The third thread is the real front-line of feminism. This is the most insoluble of human conflicts - that women still have to choose a career or a child, whereas men can have both. Or, in the words of the Guardian article - Stuck on the 'mummy track' - why having a baby means lower pay and prospects:
Before they have children, the average hourly wage for female workers is 91% of the male average but declines to 67% for working mothers juggling jobs and childcare. Their wages relative to men then stagnate for 10 years before showing a modest recovery, reports the study, Newborns and New Schools. But even when children have left home, the average hourly wage for their mothers remained at 72% of the male average
The number of women who are sacked or pushed out upon becoming pregnant is still disgracefully high. School-age children cause a problem due to child-minding duties, which restrict... working hours. Women are worried by reports that nurseries may restrict their child's development.
This state of affairs affects women with different interests and aspirations differently. During my Gap Year I worked with a fair few clerical workers who felt they were in a rut careers-wise, who didn't feel they were indispensible to their work or making a difference (the 'small cog' syndrome) and whose fulfilment in work was from their colleagues rather than the nature of their work. Many of them wanted to give up full-time work to look after children whilst keeping their social contacts by working part-time but often felt they couldn't afford to do so. Where they felt they could go part-time, their working hours were conducive to child-care and the development of their career wasn't a high priority. They felt that bringing up a child was far more satisfying and fulfilling than filing paperwork or typing. It was somewhere they could feel they made a real difference.
At the other end of the spectrum, the super mums like Ruth Kelly (4 children, economics reporter, deputy editor of the Bank of England's quarterly financial report) or Nicola Horlick (5 children) are well-off enough to afford hired help.

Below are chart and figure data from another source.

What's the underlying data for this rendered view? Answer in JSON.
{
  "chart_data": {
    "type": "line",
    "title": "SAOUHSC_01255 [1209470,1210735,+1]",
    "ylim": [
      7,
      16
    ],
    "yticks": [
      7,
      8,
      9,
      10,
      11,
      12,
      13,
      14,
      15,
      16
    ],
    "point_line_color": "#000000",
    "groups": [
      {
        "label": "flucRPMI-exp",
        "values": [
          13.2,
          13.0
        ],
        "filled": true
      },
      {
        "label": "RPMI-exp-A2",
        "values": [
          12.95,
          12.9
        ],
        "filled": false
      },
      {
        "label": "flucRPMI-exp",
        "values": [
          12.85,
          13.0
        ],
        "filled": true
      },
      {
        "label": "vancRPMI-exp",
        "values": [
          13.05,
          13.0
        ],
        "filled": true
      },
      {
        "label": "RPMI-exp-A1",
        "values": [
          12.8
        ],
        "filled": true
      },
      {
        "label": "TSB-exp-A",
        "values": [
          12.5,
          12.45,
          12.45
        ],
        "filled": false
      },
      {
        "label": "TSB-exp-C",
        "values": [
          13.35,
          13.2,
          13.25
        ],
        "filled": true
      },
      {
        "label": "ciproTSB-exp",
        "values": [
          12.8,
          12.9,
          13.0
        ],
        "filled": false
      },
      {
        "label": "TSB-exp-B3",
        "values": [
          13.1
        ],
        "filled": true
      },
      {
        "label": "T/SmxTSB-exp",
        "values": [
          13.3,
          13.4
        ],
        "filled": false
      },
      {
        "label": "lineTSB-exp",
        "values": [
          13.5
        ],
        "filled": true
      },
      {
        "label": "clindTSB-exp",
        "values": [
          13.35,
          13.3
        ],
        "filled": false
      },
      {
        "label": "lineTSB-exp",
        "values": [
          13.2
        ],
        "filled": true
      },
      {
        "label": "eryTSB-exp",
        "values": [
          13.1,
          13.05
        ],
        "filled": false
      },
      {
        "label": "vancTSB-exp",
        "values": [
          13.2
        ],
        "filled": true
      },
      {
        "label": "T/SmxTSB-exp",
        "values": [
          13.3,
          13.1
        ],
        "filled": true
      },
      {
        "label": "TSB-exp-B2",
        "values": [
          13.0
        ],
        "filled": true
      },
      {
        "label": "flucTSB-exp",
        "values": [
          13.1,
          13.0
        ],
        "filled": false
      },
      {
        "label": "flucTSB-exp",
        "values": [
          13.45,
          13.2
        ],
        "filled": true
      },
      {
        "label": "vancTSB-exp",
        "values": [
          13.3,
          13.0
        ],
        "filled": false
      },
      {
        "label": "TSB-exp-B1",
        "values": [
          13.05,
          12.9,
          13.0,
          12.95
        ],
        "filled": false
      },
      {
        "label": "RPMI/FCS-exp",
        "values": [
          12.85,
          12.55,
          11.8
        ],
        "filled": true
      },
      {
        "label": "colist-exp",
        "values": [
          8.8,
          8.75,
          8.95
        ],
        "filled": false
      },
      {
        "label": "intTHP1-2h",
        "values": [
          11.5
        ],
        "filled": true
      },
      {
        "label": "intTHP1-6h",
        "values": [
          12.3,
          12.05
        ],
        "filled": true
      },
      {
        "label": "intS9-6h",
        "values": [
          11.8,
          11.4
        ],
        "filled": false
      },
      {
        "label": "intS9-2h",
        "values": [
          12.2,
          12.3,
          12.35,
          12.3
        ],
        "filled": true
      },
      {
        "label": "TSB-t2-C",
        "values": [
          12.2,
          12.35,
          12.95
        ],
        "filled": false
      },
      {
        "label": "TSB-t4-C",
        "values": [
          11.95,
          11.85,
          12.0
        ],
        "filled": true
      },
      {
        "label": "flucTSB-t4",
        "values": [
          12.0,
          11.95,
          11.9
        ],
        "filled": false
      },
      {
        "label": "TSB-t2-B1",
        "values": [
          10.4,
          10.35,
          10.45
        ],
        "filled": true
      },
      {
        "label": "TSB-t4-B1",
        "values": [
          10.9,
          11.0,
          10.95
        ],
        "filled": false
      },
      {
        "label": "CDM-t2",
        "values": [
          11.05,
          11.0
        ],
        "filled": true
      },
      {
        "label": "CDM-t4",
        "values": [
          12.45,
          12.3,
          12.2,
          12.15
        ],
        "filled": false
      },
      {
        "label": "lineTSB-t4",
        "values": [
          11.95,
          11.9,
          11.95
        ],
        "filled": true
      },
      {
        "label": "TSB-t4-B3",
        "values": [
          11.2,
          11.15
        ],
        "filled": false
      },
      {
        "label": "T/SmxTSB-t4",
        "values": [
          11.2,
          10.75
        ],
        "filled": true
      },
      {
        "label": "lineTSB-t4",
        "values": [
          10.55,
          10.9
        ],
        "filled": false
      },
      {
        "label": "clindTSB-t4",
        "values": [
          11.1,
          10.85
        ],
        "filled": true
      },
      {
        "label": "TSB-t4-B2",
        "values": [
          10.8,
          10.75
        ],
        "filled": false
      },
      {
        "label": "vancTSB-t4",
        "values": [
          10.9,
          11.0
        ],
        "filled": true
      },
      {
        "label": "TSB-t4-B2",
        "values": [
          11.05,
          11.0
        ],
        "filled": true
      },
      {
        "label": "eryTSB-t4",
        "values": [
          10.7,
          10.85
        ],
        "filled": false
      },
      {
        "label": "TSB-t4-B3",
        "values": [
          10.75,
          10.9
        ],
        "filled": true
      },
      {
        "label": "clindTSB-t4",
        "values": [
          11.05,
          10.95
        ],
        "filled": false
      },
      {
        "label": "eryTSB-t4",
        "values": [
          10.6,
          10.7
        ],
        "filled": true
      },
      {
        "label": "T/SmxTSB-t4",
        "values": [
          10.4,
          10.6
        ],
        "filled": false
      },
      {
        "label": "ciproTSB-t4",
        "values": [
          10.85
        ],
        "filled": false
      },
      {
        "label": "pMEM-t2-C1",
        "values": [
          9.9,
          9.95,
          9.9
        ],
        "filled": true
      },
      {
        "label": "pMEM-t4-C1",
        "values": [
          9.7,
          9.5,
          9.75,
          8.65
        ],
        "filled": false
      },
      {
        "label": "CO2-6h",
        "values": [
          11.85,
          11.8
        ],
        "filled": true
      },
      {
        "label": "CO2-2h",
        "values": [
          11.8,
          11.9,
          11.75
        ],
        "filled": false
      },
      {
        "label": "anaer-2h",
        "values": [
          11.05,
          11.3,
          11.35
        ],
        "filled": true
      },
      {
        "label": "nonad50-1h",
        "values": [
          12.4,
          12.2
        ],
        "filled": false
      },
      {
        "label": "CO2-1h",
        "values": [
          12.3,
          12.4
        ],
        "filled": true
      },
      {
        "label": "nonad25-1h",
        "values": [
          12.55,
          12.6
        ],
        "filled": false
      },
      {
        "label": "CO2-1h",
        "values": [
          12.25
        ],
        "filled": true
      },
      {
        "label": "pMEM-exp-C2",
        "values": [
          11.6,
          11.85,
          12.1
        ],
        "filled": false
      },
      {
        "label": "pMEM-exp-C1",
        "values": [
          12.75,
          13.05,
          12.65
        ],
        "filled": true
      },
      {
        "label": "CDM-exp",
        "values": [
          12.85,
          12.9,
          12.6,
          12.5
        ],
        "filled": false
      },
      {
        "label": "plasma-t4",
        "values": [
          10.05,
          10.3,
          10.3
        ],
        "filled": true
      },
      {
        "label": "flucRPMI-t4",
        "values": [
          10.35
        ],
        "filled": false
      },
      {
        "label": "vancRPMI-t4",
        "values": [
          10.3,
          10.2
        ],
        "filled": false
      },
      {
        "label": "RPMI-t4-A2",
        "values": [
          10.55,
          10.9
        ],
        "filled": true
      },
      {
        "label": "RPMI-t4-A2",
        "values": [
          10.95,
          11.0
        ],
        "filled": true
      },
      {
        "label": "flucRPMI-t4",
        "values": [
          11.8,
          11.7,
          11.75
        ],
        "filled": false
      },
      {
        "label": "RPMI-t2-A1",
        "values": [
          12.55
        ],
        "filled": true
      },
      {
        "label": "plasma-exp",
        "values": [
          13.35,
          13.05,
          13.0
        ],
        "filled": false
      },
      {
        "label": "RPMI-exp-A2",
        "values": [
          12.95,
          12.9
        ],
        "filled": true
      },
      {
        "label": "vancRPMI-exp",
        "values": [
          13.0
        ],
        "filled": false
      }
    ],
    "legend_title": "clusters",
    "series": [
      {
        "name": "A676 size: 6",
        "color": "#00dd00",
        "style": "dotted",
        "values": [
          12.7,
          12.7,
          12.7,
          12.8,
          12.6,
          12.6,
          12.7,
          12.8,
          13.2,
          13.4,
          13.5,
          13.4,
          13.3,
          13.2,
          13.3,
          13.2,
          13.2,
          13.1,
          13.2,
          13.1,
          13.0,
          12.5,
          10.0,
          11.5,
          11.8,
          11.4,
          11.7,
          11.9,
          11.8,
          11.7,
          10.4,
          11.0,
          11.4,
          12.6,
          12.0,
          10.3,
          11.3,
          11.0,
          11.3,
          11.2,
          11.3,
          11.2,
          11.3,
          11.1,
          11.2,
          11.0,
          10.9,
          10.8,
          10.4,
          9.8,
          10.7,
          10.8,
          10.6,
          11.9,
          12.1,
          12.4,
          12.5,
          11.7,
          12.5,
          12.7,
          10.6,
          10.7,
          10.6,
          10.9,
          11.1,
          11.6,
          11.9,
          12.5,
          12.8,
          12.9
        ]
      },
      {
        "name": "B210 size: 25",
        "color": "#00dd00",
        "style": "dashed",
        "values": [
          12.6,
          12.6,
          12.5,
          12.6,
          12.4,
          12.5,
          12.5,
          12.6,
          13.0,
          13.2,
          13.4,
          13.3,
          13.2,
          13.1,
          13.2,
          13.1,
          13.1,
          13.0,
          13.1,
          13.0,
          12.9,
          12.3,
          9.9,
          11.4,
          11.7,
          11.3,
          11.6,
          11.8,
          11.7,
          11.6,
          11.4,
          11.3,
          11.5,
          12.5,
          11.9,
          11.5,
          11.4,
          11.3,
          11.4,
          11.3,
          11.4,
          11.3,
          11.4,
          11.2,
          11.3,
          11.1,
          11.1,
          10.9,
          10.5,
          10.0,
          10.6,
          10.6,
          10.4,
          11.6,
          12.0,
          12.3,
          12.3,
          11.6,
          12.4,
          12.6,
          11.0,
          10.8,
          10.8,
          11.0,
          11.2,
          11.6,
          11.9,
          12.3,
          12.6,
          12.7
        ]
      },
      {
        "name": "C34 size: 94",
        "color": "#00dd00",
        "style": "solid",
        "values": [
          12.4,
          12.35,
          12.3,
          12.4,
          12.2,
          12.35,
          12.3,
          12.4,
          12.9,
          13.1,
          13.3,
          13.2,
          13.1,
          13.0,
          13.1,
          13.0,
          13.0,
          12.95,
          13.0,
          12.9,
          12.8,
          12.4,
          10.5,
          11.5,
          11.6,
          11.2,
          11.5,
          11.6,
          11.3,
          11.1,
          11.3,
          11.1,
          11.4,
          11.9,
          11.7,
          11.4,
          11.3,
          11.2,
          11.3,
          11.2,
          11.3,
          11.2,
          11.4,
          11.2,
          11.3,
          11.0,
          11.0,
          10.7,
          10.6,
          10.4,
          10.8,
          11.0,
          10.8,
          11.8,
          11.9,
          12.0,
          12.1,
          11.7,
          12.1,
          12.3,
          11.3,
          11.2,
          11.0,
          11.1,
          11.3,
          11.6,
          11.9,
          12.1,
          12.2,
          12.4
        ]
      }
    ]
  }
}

The third class of women are those who are not able to afford a nanny and who don't have relatives who could look after children, but who view their job/career or their extra-curricular activities (e.g. voluntary work) as their main sphere of influence. They want promotion and their job often requires long hours. Assuming they've a suitable partner at that point, these women have an unpalatable choice. Either they choose not to have children (or hope they can make enough money before they become infertile to pay someone to look after them) or they consign their career to the scrap heap. By making the choice to look after children and losing at least some of their income, women who have been competing with men in the workplace suddenly become a dependent (kinda like being a teenager and trying to beg money off your parents over again). And to women who value their job rather than just their colleagues, housekeeper and carer can't compare. Worst case scenario is that it's soul-destroying - this could be my mum (who gave up work to look after me):
A married woman in late middle-age wakes up alone, again. She cleans her big empty house before settling down to a pile of ironing. She makes herself something modest to eat. She switches on the radio. The day goes on. Perhaps later she’ll do some gardening. She feels a little lonely, to tell the truth, but she knows it’ll pass. The children have left home and she hasn’t spoken to her husband for several days. He’s away... working. She imagines him getting ready... She notices a kitchen worktop is dirty and dutifully wipes it.
[In case you're wondering - it's Doreen Davis]. It's a situation where the woman is long out of the job market, has become unaccustomed to employment, is possibly depressed, whose self-esteem and identity has narrowed down to how well she's cooked carrots and who can't conceive of escape because she has no self-confidence, no independent identity left and nowhere to go. Don't tell me it's an admirable sacrifice - it's tragic. Giving women a proper choice is the real front-line of feminism.